A guy walks into a tavern. As he walked up to the bar he noticed a twelve-inch man playing the piano, so he asked the bartender, "What's that all about?"
The bartender told him he that would tell him later.
So the guy asked the bartender for a drink.
The bartender said, "Before you get your drink, you get to rub the magic вееr bottle and make one wish."
"Okay," said the guy.
He went over to the magic вееr bottle and rubbed it.
Poof.
Out came a genie.
The genie, of course, said, "You have one wish."
The guy thought about it and then wished for a million bucks.
A cloud of smoke filled the room, and then both the genie and the guy disappeared.
In a few minutes, the guy reappeared back in the bar with a million ducks all around him.
The guy was astounded and said to the bartender, "Hey! I didn't want a million ducks."
The bartender replied, "Do you think I wanted a twelve-inch Pianist?"
A man goes in to a bar. He approaches the bartender.
"Hi mate. Listen, I don't have any cash on me at the moment, do you think you can spot me a pint?"
The bartender scoffs. "No chance mate, we're not here for that."
The man pauses for a moment, and then makes an offer. "What if I show you something that you've never seen before? If you've never seen it, all my drinks are on the house for the night."
"Pfft," the barman scoffs. "Yeah, alright. Let's see what you've got."
The man reaches in to his bag and pulls out a frog, and a tiny piano. He sets them on the bar, the frog hops over to the piano and starts to play a beautiful rendition of Mozart's Die Zauberflöte.
The barman is stunned. "Well, I'll be! You've got something there, I'll give you that. Fair enough mate, drinks are on me...but I want the frog and the piano. How about 1,000 for them?"
"I couldn't do that. The frog is my livelihood."
"How about 2,000?"
"Deal."
The man spends the entire night drinking, partying away, and stumbles home at closing time.
Fast forward a few days, and the same man returns. "Listen mate. For the sake of the joke, I've spent all the money you gave me and I'm strapped for money again. Any chance of spotting me for a pint?"
The barman says, "No, we already went through this. We're not a charity."
"Ahh, but what if I show you something you've never seen before?"
The barman is amused. "You came here last with a frog that plays a piano, I've seen it all! But go on then, what have you got?"
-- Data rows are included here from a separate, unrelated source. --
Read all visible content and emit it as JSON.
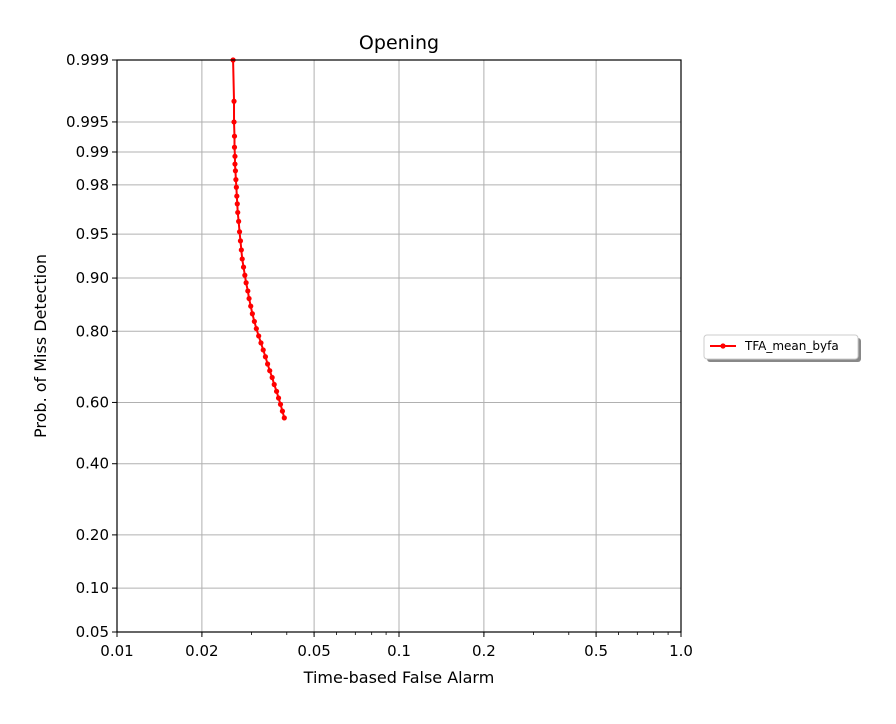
{
  "chart_data": {
    "type": "line",
    "title": "Opening",
    "xlabel": "Time-based False Alarm",
    "ylabel": "Prob. of Miss Detection",
    "x_scale": "log",
    "y_scale": "probit",
    "xlim": [
      0.01,
      1.0
    ],
    "ylim": [
      0.05,
      0.999
    ],
    "grid": true,
    "legend_position": "right",
    "x_ticks": [
      {
        "value": 0.01,
        "label": "0.01"
      },
      {
        "value": 0.02,
        "label": "0.02"
      },
      {
        "value": 0.05,
        "label": "0.05"
      },
      {
        "value": 0.1,
        "label": "0.1"
      },
      {
        "value": 0.2,
        "label": "0.2"
      },
      {
        "value": 0.5,
        "label": "0.5"
      },
      {
        "value": 1.0,
        "label": "1.0"
      }
    ],
    "y_ticks": [
      {
        "value": 0.05,
        "label": "0.05"
      },
      {
        "value": 0.1,
        "label": "0.10"
      },
      {
        "value": 0.2,
        "label": "0.20"
      },
      {
        "value": 0.4,
        "label": "0.40"
      },
      {
        "value": 0.6,
        "label": "0.60"
      },
      {
        "value": 0.8,
        "label": "0.80"
      },
      {
        "value": 0.9,
        "label": "0.90"
      },
      {
        "value": 0.95,
        "label": "0.95"
      },
      {
        "value": 0.98,
        "label": "0.98"
      },
      {
        "value": 0.99,
        "label": "0.99"
      },
      {
        "value": 0.995,
        "label": "0.995"
      },
      {
        "value": 0.999,
        "label": "0.999"
      }
    ],
    "series": [
      {
        "name": "TFA_mean_byfa",
        "color": "#ff0000",
        "marker": "circle",
        "x": [
          0.0258,
          0.026,
          0.026,
          0.0261,
          0.0261,
          0.0262,
          0.0262,
          0.0263,
          0.0264,
          0.0265,
          0.0266,
          0.0267,
          0.0268,
          0.027,
          0.0272,
          0.0274,
          0.0276,
          0.0278,
          0.0281,
          0.0284,
          0.0287,
          0.0291,
          0.0294,
          0.0298,
          0.0302,
          0.0307,
          0.0312,
          0.0318,
          0.0324,
          0.033,
          0.0336,
          0.0342,
          0.0348,
          0.0355,
          0.0361,
          0.0368,
          0.0374,
          0.038,
          0.0386,
          0.0392
        ],
        "y": [
          0.999,
          0.997,
          0.995,
          0.993,
          0.991,
          0.989,
          0.987,
          0.985,
          0.982,
          0.979,
          0.975,
          0.971,
          0.966,
          0.96,
          0.952,
          0.944,
          0.935,
          0.925,
          0.915,
          0.904,
          0.893,
          0.88,
          0.867,
          0.853,
          0.838,
          0.822,
          0.806,
          0.789,
          0.772,
          0.754,
          0.736,
          0.716,
          0.697,
          0.677,
          0.656,
          0.635,
          0.614,
          0.594,
          0.572,
          0.55
        ]
      }
    ]
  }
}
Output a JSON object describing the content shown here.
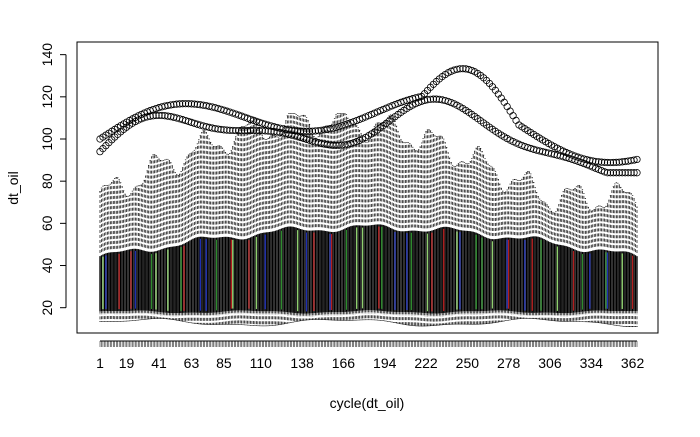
{
  "chart_data": {
    "type": "boxplot",
    "title": "",
    "xlabel": "cycle(dt_oil)",
    "ylabel": "dt_oil",
    "x_tick_labels": [
      "1",
      "19",
      "41",
      "63",
      "85",
      "110",
      "138",
      "166",
      "194",
      "222",
      "250",
      "278",
      "306",
      "334",
      "362"
    ],
    "x_tick_positions": [
      1,
      19,
      41,
      63,
      85,
      110,
      138,
      166,
      194,
      222,
      250,
      278,
      306,
      334,
      362
    ],
    "n_boxes": 365,
    "y_ticks": [
      20,
      40,
      60,
      80,
      100,
      120,
      140
    ],
    "ylim": [
      8,
      146
    ],
    "colors": {
      "box_fill": "#000000",
      "highlight_lines": [
        "#2e8b2e",
        "#1f2fb0",
        "#b01f1f",
        "#8fcf6f"
      ],
      "outlier": "#000000"
    },
    "approx_stats": {
      "median_range": [
        40,
        56
      ],
      "q1_range": [
        17,
        19
      ],
      "upper_whisker_range": [
        60,
        112
      ],
      "lower_whisker_range": [
        11,
        16
      ],
      "outlier_range": [
        84,
        144
      ]
    }
  }
}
The man pulls out a mouse and sets it on the bar. It sits there, looking around and minding his own business.
"That's just a mouse! I've got enough mice to deal with, I don't need another one!"
The mouse pipes up. "Just a mouse?! I'll have you know I've been quite well educated, sir!"
The barman jumps back. "The mouse...the mouse just spoke! It's a talking mouse! Listen mate, all your drinks are on the house, but I've got to have the mouse as well! I will give you 3,000 for him!"
The man accepts the money, and continues his evening of free drinks. But as the night goes on, and the man gets more belligerent, he stumbles over to the bar to talk to the barman.
"Listen mate, here's you 3,000 back. I feel terrible about what I've done."
The barman scoffs. "Sorry mate, but a deal is a deal, and I've bought the mouse off you fair and square. I'm keeping him!"
The man says, "I don't care, just please take the money. It was all a trick! The mouse doesn't talk...the frog is a ventriloquist."